Many Native American cultures believe that the smoke created from lighting and imbibing tobacco would lift their souls into the sky where they would encounter the spirit bird, and this encounter would solidify the warrior’s resolve and reputedly ensure a victory.

Thunder has long been associated with the symbol of this warring bird, the Thunderbird. The onset of war would often begin directly following a thunder storm, when ceremonial activities throughout the tribes would begin. Special huts, which were also made from wood collected from cedar trees, would be immediately constructed.

The choice of wood held a special significance to these tribes because the Thunderbird was said to roost primarily in cedar trees, and so they were considered as sacred as the Thunderbird itself. Native American tribes such as the Iroquois and the Shawnee would perform these war dances with purposeful precision in the hope of appeasing the provoked Thunderbird, and a guarantee that their tribe would be victorious in battle.

In contrast, other tribes that were unconcerned with warfare and battle, considered the Thunderbird spiritual totem as a symbolism of nature and the sun.
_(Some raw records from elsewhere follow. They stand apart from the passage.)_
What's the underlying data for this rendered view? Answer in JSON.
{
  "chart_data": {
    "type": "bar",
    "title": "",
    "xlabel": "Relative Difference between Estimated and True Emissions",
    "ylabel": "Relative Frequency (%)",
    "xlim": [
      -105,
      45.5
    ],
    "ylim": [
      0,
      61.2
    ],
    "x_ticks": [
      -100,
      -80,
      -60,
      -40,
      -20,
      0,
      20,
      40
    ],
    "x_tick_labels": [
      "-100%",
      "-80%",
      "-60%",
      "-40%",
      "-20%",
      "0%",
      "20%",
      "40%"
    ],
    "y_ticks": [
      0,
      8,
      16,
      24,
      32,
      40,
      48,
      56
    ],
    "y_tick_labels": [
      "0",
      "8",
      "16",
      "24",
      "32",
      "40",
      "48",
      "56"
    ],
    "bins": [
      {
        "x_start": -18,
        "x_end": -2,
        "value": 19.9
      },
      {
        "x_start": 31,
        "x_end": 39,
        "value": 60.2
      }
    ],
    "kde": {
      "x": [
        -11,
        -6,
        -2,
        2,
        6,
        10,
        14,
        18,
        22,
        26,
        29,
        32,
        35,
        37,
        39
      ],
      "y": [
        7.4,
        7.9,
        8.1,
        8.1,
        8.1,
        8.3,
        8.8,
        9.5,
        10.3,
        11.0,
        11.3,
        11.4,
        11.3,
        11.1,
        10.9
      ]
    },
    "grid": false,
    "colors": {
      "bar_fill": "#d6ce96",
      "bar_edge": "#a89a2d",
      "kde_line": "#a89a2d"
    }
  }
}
These tribes illustrated the Thunderbird with the sun in place of its eyes, and believed that when the bird woke in the morning it would bring in the rising sun, and that when it closed its eyes at night, the sun would set.

Another Native American tale revolving around the spirit bird, Thunderbird spirit, told of lightning sparking out from its eyes and tremendous thunder that sounded from the flapping of its wings when it became angry. According to the legends, this spirit bird is to be paid the utmost amount of respect and satisfied at any cost.

The Thunderbird symbol is also regarded as the harbinger of life sustaining water. Elaborate rituals are prepared and enacted to ensure that local agriculture thrives and there is access to an uninterrupted food supply. During these ceremonies tribesman would create beautiful headdresses from the feathers of Eagles. They would come together and dance as the spirit bird who was always at war with a gargantuan water serpent. During these epic battles, in a gambit to protect humans from the water serpent, the Thunderbird would enter the water and defeat the serpent, which would spark turbulent rapids and devastating storms.

Many tribes believe the Thunderbird animal totem carries souls to the other side, accompanying the dead on this journey and providing strength and comfort. To symbolize this idea, many tribes create gorgeous masks in the image of the spirit bird and perform rituals wearing them. During these rituals, the masks would open up, epitomizing this spiritual journey of man and the Thunderbird in which the soul becomes one with the spirit bird.